Winner of the Kate Tufts Discovery Award for a first book of poetry. In wild, zany, often hilarious language, this poet writes about what it’s like to be a woman, a mother, a wife, an ex-wife and a poet in 21st century America. Linda Gregerson has commented that Blevins writes “the freshest poetic line that America has produced in 30 years.”
When she hits, she really hits. But many of the poems, just when I get into her riffing, she closes down the poem–that is, too early. And often, I felt like just when the poem was going to hit its note she sidesteps and goes elsewhere. But she still is fantastic.

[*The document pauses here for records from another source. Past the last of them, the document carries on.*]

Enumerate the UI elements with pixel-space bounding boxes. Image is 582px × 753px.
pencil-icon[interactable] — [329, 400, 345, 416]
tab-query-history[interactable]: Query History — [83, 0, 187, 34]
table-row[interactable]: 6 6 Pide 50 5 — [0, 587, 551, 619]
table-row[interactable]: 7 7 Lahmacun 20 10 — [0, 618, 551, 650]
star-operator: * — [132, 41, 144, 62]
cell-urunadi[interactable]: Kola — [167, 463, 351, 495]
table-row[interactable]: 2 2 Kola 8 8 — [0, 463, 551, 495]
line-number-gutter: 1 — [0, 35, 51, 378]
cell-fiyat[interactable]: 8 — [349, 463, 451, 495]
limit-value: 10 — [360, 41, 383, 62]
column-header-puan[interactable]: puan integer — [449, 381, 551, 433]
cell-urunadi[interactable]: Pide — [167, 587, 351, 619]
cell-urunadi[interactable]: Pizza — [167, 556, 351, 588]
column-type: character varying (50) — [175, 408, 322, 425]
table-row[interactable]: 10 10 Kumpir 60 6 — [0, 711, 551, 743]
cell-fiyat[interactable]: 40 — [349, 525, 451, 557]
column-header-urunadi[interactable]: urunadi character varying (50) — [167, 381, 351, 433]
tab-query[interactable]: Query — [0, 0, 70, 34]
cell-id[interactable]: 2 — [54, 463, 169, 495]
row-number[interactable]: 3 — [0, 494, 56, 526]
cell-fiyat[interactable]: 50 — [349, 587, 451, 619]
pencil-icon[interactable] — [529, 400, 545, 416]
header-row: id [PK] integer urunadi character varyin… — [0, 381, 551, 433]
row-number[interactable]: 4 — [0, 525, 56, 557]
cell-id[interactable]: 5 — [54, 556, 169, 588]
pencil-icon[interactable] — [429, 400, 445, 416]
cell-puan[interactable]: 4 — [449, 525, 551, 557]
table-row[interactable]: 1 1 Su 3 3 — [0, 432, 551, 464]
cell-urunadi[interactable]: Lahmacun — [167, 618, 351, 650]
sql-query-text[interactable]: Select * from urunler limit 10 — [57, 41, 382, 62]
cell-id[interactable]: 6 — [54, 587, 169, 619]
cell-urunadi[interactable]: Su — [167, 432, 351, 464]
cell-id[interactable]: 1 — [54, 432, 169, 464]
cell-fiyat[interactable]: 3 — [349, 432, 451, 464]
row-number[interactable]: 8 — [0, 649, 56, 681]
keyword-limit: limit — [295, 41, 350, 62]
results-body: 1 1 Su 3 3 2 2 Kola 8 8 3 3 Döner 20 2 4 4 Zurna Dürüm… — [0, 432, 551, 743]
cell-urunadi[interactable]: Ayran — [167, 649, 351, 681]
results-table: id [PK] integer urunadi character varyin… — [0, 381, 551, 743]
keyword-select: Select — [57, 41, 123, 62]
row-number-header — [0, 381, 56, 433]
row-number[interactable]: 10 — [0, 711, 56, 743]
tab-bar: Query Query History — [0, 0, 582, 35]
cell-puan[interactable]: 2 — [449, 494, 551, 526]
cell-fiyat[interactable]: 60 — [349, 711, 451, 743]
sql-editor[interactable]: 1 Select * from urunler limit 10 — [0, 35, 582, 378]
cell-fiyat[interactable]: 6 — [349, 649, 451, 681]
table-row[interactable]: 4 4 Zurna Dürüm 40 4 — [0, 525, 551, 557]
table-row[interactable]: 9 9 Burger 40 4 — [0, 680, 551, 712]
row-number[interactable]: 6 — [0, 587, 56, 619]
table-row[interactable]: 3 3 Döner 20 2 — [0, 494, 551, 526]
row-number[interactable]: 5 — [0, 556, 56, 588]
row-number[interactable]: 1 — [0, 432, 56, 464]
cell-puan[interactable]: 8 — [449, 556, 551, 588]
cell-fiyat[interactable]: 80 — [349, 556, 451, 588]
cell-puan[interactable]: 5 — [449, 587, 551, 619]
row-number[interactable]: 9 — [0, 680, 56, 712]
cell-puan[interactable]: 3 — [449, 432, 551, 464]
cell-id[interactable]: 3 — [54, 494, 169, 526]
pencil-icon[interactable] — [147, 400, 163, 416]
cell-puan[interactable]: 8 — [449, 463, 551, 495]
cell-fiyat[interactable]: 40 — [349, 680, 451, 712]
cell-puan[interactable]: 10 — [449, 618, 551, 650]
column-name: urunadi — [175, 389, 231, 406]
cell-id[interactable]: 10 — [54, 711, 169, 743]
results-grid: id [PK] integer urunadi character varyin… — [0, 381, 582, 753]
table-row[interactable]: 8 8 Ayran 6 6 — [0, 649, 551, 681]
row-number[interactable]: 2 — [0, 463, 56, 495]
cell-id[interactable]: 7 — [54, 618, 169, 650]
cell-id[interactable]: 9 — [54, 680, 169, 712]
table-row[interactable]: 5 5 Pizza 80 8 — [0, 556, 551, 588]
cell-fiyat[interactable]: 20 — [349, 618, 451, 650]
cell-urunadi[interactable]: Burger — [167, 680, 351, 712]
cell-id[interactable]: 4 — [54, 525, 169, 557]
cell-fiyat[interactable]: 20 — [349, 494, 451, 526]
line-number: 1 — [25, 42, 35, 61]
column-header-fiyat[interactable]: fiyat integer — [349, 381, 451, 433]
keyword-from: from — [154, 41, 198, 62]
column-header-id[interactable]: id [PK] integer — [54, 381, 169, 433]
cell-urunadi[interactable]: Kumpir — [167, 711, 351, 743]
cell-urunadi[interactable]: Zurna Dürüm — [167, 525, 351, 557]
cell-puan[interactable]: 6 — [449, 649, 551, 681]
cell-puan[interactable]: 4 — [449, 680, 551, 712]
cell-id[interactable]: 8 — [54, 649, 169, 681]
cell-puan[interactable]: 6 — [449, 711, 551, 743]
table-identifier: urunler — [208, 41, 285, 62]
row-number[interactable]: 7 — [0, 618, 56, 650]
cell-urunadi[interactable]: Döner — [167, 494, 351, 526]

Adrian is possibly the most interesting person I have ever met. She was one of the fellows in my workshop at Sewanee this past summer, and one of the few people with whom I was able to grumble about the lack of aesthetic range at that conference, without feeling like I had to explain that didn't mean I wasn't having a marvelous time. Not only that, but she is one of the best readers of poetry I have ever known - astute, articulate, always with an eye to all the possibilities a poem seems to hold. She's read everything, memorized most of it, and I think all these things show in the poems, which have the long conversational lines of a beat poem, but the language has both more levity and more gravity than the term "conversational" suggests. And the poems themselves are a record of a life and a series of emotional responses to it that are as complex and immediate and unapologetic as the poems themselves.
The first half of this book was pretty good, but perhaps only because I read it while getting a pedicure. After that, her self-obsessed ramblings about motherhood and being a woman and the world and blah blah blah. Kinda boring.